Questi alcuni risultati del Monitor del Forum per la Ricerca Biomedica e del Censis, che tradizionalmente offre un quadro del rapporto degli italiani con i diversi aspetti della salute e del Servizio sanitario nazionale. Gli effetti della crisi economica sul rapporto degli italiani con la spesa per la salute si sono dunque manifestati nella tendenza a ricorrere piu’ che nel passato alla sanita’ pubblica, accettando maggiori disagi e tempi piu’ lunghi, per contenere la spesa privata. E si e’ accentuato anche il ricorso a una strategia del rinvio delle prestazioni sanitarie meno urgenti.
Secondo l’indagine, nell’anno della crisi quasi il 18% degli italiani ha rinunciato a una o piu’ prestazioni sanitarie (visite specialistiche, cure odontoiatriche, ecc.) per motivi economici. Il dato sale a circa il 21% tra i residenti nelle regioni del Centro, al 23,5% nel Sud, al 24,2% tra i 45-64enni, al 27,2% nelle grandi citta’, al 31% tra i possessori di titoli di studio piu’ bassi.
Quasi il 21% degli intervistati ha anche ridotto l’acquisto di farmaci pagati di tasca propria: piu’ del 23% dei 45-64enni, il 23,4% nel Mezzogiorno, il 28% dei residenti nelle grandi citta’, quasi il 29% dei soggetti meno istruiti.
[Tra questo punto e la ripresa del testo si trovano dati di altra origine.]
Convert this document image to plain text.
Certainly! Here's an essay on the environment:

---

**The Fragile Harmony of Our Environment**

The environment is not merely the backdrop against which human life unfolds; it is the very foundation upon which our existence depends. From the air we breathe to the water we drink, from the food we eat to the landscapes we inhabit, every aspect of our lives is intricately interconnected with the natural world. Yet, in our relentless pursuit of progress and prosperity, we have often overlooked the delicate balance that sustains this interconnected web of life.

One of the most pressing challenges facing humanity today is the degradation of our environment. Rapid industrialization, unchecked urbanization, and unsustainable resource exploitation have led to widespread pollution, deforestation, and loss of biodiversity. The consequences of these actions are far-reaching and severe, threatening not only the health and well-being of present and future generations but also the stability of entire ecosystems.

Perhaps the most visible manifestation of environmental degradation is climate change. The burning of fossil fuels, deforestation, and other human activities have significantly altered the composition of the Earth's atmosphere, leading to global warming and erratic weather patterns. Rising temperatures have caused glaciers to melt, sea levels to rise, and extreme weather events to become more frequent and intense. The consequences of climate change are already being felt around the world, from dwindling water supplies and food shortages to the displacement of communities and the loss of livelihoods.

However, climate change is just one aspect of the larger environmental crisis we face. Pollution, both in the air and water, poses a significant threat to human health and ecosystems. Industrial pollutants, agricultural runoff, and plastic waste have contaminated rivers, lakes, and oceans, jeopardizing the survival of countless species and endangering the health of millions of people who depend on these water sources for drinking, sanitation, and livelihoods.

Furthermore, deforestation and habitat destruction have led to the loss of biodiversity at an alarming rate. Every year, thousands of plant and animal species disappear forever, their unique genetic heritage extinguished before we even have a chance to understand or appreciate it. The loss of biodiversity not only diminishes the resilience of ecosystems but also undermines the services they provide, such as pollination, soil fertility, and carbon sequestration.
Oltre alle prestazioni sanitarie, quasi il 7% degli italiani ha dovuto fare a meno della badante, per se’ o per un familiare, a causa della crisi. La percentuale sale al 7,7% al Sud e al 17,3% nelle citta’ con 100-250 mila abitanti.
Si puo’ prevedere che la domanda di prestazioni sanitarie pubbliche sia destinata ad aumentare anche nell’anno nuovo. Rendere piu’ efficiente la sanita’ pubblica, tagliando sprechi e sovrapposizioni, diventa quindi una priorita’ ineludibile per il 2010, perche’ ormai per molte Regioni e’ troppo alto il rischio di non riuscire piu’ a finanziare la spesa per la sanita’. Tanto piu’ che l’affollamento delle strutture pubbliche puo’ determinare, oltre che un ulteriore allungamento delle liste di attesa, il rischio di un maggiore ricorso ai noti espedienti usati per accedere piu’ velocemente alle prestazioni sanitarie. Gia’ adesso quasi il 37% degli intervistati (oltre il 41% nelle regioni del Mezzogiorno) ritiene che sia aumentato negli ultimi tempi il ricorso alle “conoscenze” per ottenere raccomandazioni e accelerare l’accesso alle strutture sanitarie pubbliche, e piu’ del 25% pensa che sia aumentato il malcostume di fare regali alle “persone giuste” per avere privilegi.